Selbstverständlich werden die kommissarischen Leiter die Präsidien verantwortungsvoll führen und die Polizei ihre Aufgaben wahrnehmen. Aber „gefühlt“ und „politisch“ ist das ein echter Fehlstart für die Polizeireform und kein Kompetenzausweis für Innenminister Reinhold Gall. Wie man hört, soll es heute in der nicht-öffentlichen Sitzung des Innenausschusses auch ordentlich zur Sache gegangen sein.
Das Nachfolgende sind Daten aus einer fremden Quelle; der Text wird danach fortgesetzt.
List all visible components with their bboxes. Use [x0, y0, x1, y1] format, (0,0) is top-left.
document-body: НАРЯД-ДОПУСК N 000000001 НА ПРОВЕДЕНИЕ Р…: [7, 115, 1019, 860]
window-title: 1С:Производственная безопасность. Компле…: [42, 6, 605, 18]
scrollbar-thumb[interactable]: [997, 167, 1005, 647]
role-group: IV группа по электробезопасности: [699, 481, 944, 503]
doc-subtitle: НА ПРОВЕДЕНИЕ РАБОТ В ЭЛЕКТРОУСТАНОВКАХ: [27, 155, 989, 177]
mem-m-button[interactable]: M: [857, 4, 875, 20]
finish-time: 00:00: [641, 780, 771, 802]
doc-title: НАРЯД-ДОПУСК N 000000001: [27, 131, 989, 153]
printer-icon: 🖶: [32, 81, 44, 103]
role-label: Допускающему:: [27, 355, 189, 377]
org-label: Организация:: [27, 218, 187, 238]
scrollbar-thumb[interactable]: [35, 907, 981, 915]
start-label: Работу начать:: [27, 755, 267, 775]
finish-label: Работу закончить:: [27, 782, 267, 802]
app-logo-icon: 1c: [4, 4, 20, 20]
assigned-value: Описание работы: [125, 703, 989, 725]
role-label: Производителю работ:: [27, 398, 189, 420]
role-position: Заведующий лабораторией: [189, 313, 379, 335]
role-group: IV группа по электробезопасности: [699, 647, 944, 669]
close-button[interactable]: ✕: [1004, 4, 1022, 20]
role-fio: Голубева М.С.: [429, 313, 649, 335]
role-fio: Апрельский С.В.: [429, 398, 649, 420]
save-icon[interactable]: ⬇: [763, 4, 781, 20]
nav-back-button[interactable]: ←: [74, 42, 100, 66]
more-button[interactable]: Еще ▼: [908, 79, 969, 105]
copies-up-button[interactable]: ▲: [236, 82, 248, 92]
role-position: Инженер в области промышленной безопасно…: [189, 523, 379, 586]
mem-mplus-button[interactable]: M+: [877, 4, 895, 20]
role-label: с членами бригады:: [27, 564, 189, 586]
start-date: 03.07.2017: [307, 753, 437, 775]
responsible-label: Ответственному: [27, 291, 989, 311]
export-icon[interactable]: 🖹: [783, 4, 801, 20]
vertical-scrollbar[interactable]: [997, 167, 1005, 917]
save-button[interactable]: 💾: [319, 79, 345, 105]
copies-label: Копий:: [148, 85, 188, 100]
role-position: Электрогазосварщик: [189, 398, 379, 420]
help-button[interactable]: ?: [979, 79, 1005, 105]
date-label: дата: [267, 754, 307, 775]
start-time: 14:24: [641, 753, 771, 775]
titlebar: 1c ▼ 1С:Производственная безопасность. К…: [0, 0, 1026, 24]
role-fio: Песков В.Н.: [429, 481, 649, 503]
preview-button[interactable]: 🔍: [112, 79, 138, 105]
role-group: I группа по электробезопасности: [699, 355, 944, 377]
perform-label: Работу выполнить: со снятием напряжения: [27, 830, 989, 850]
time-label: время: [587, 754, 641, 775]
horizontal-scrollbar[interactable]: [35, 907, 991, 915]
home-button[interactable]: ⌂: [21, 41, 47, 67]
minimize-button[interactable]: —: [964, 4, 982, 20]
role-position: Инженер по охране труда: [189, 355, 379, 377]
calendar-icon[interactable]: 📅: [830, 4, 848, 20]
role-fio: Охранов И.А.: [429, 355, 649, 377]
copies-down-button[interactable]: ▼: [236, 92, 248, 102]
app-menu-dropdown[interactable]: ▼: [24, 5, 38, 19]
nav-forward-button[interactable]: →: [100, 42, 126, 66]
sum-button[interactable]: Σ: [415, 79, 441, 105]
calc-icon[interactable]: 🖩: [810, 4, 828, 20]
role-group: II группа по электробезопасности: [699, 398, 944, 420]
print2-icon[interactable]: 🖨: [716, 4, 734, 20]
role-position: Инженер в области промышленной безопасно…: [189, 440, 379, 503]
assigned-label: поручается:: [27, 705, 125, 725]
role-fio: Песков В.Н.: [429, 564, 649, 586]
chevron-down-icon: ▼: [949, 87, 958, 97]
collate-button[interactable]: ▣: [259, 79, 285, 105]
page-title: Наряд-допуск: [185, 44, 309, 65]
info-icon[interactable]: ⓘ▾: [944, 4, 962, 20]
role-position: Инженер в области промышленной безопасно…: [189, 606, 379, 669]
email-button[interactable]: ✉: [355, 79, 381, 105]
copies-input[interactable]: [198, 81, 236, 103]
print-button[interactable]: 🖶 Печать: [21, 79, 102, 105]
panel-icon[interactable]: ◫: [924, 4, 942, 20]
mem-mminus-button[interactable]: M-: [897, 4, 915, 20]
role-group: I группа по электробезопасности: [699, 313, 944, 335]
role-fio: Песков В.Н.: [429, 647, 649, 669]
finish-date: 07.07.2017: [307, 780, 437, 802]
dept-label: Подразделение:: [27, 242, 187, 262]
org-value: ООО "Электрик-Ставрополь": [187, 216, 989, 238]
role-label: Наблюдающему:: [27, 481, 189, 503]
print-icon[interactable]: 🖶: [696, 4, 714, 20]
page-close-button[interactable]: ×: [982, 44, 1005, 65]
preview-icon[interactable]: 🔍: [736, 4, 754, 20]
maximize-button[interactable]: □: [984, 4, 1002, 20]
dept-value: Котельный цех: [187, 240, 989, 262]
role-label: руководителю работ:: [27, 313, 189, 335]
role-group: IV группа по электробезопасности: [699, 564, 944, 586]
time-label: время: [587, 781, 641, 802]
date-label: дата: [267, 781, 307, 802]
Thomas Köber hat am Freitag seinen zunächst letzten Arbeitstag in Mannheim. Ab Samstag ist wieder Frau Denner verantwortlich, die bereits zweieinhalb Jahre Polizeipräsidentin war und ihre Dienstgeschäfte wie gewohnt zuverlässig erledigen wird.
Im Innenministerium rechnet man mit zwei bis vier Monaten, bis die Bewerbungen und Neubesetzungen vorgenommen sein werden. Sofern nicht wieder geklagt werden sollte.